Pernah suatu ketika, karena aku sering sekali menang, seorang juri
memberikan tes tersendiri. Hal ini untuk memastikan bahwa aku layak
mendapatkan juara pertama, apalagi saat itu aku masih lebih muda dari
peserta dan juara lainnya. Ternyata aku bisa menjawab pertanyaan juri
tersebut. Akhirnya aku tetap mendapatkan hadiah, namun hadiah khusus di
luar juara satu sampai tiga. Kebijakan ini untuk memberikan kesempatan
pada peserta lain untuk menjadi pemenang.
Ketika aku menginjak usia SMP dan SMA, aku tetap aktif dalam kegiatan
persekutuan remaja dan pemuda di sekolah. Aku juga aktif di tingkat
yang lebih besar yaitu kegiatan persekutuan antar siswa Kristen dari
sekolah-sekolah se-kota Magelang, juga persekutuan remaja di gereja.
Bahkan aku juga ditunjuk menjadi ketua persekutuan remaja di gereja.
Setiap minggu aku disibukkan dengan kegiatan persekutuan, mempersiapkan
acara, topik, pembicara, membuat undangan dan menyebar undangan. Aku
tidak pernah bosan mengundang rekan-rekan untuk hadir. Walaupun aku tahu
ada di antara mereka yang malas hadir, aku tetap memberikan undangan
kepada mereka. Betapa semangatnya aku saat itu…Setelah lulus SMA, aku meneruskan kuliah di FKG UGM. Dan seperti sebelum-sebelumnya, aku kembali aktif di kegiatan keagamaan (Kristen). Kali ini aku mengikuti kegiatan persekutuan mahasiswa di FKG dan di tingkat UGM. Aku sangat senang dan menikmati kegiatanku tersebut saat itu. Bermacam-macam aktifitas, perayaan Natal, Paskah, panitia lomba vokal grup lagu gerejawi dan lainnya aku ikuti. Aku sering mengajak teman-teman-teman satu kos untuk menyanyi bersama lagu-lagu gerejawi di kos, berdiskusi pemahaman kitab dan lainnya.

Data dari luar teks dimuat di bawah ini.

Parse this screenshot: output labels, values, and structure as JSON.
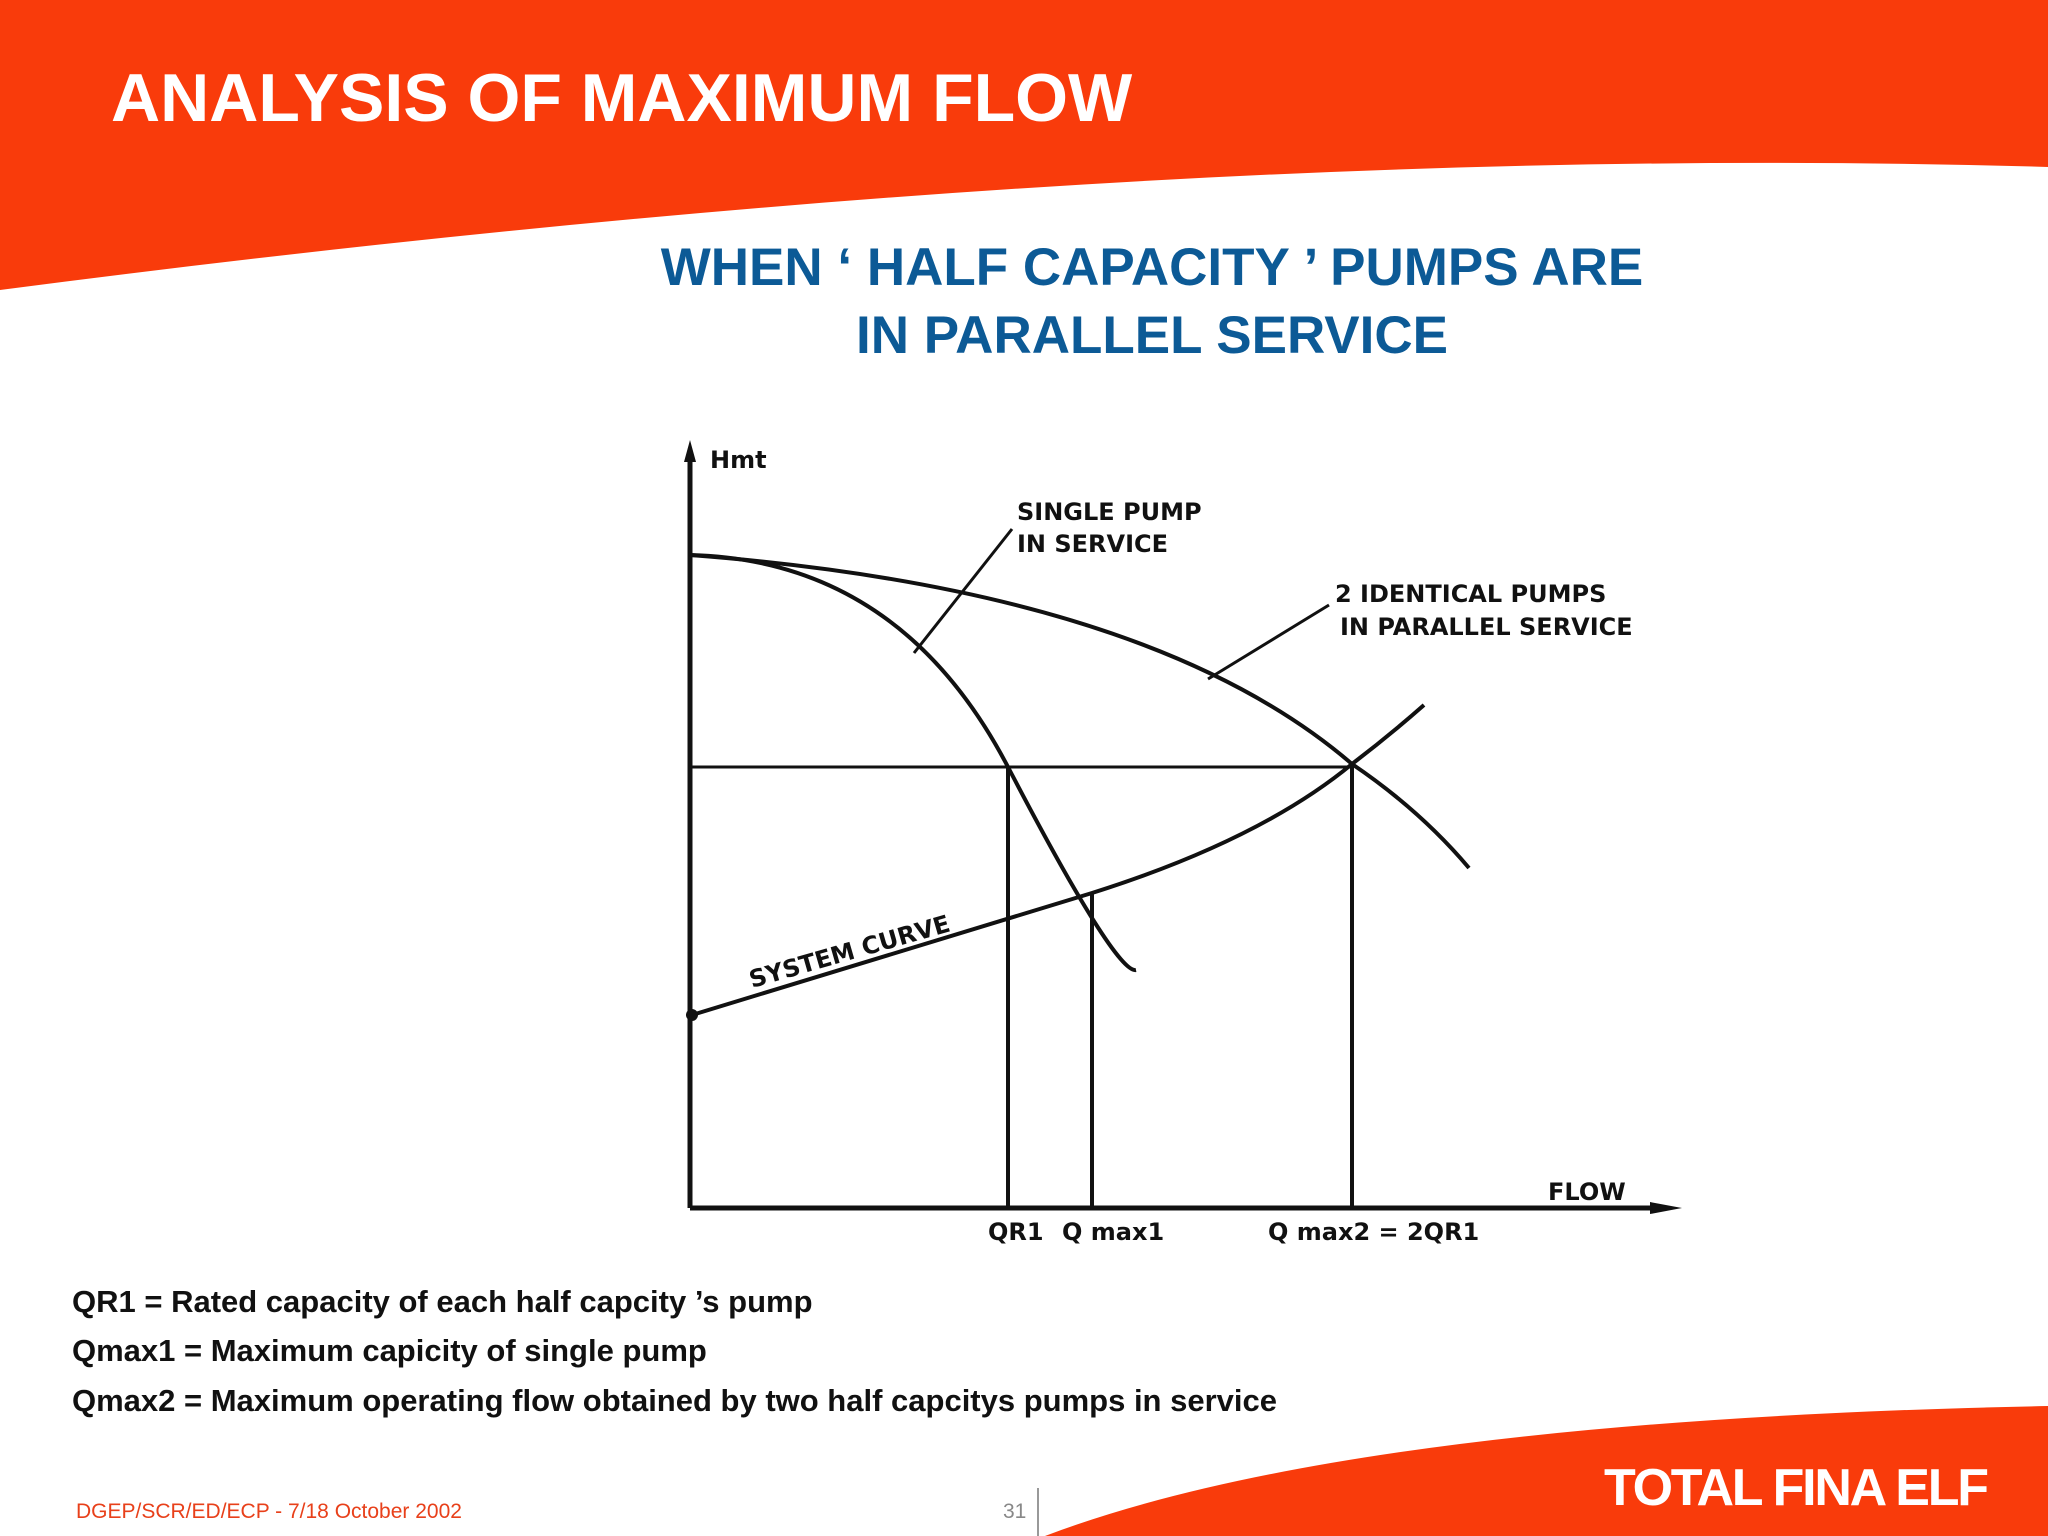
{
  "header": {
    "title": "ANALYSIS OF MAXIMUM FLOW"
  },
  "subtitle": [
    "WHEN ‘ HALF CAPACITY ’ PUMPS ARE",
    "IN PARALLEL SERVICE"
  ],
  "diagram": {
    "y_axis": "Hmt",
    "x_axis": "FLOW",
    "curves": {
      "single": [
        "SINGLE PUMP",
        "IN SERVICE"
      ],
      "parallel": [
        "2 IDENTICAL PUMPS",
        "IN PARALLEL SERVICE"
      ],
      "system": "SYSTEM CURVE"
    },
    "points": [
      "QR1",
      "Q max1",
      "Q max2 = 2QR1"
    ]
  },
  "definitions": [
    "QR1 = Rated capacity of each half capcity ’s pump",
    "Qmax1 = Maximum capicity of single pump",
    "Qmax2 = Maximum operating flow obtained by two half capcitys pumps in service"
  ],
  "footer": {
    "reference": "DGEP/SCR/ED/ECP -  7/18 October 2002",
    "page": "31",
    "logo": "TOTAL FINA ELF"
  }
}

Ternyata keaktifanku dalam kegiatan keagamaan ini semakin masuk ke dalam ketika aku diajak bergabung dengan pelayanan “Para Navigator”. Pesertanya sebagian besar mahasiswa. Di sini kami belajar banyak hal tentang kekristenan, dibimbing oleh pembimbing rohani dalam satu kelompok, mengadakan diskusi pemahaman Alkitab setiap minggu dengan menggunakan buku panduan seperti kurikulum yang bertingkat dari dasar ke tingkat tinggi. Di sini kami juga diajarkan dan diminta untuk menghafal ayat-ayat Alkitab –dengan diberikan panduan berupa kartu yang berisi ayat untuk dihafalkan-, dan setiap minggu harus bertambah ayat yang kami hafal. Akhirnya aku dapat menyelesaikan paket kurikulum dan diminta membimbing anak rohani. Metode pelayanan ini biasa dikenal dengan metode sel, belajar berkelompok, kemudian berkembang dengan masing-masing anggota yang akan memiliki anak-anak lain untuk dibimbing, sehingga orang-orang yang terlibat di dalamnya akan berkembang dan bertambah banyak. Dalam pelayanan ini, terkadang kami pun diajarkan dan dianjurkan untuk berdakwah mengajak orang lain mengenal dan mengikuti ajaran Kristen.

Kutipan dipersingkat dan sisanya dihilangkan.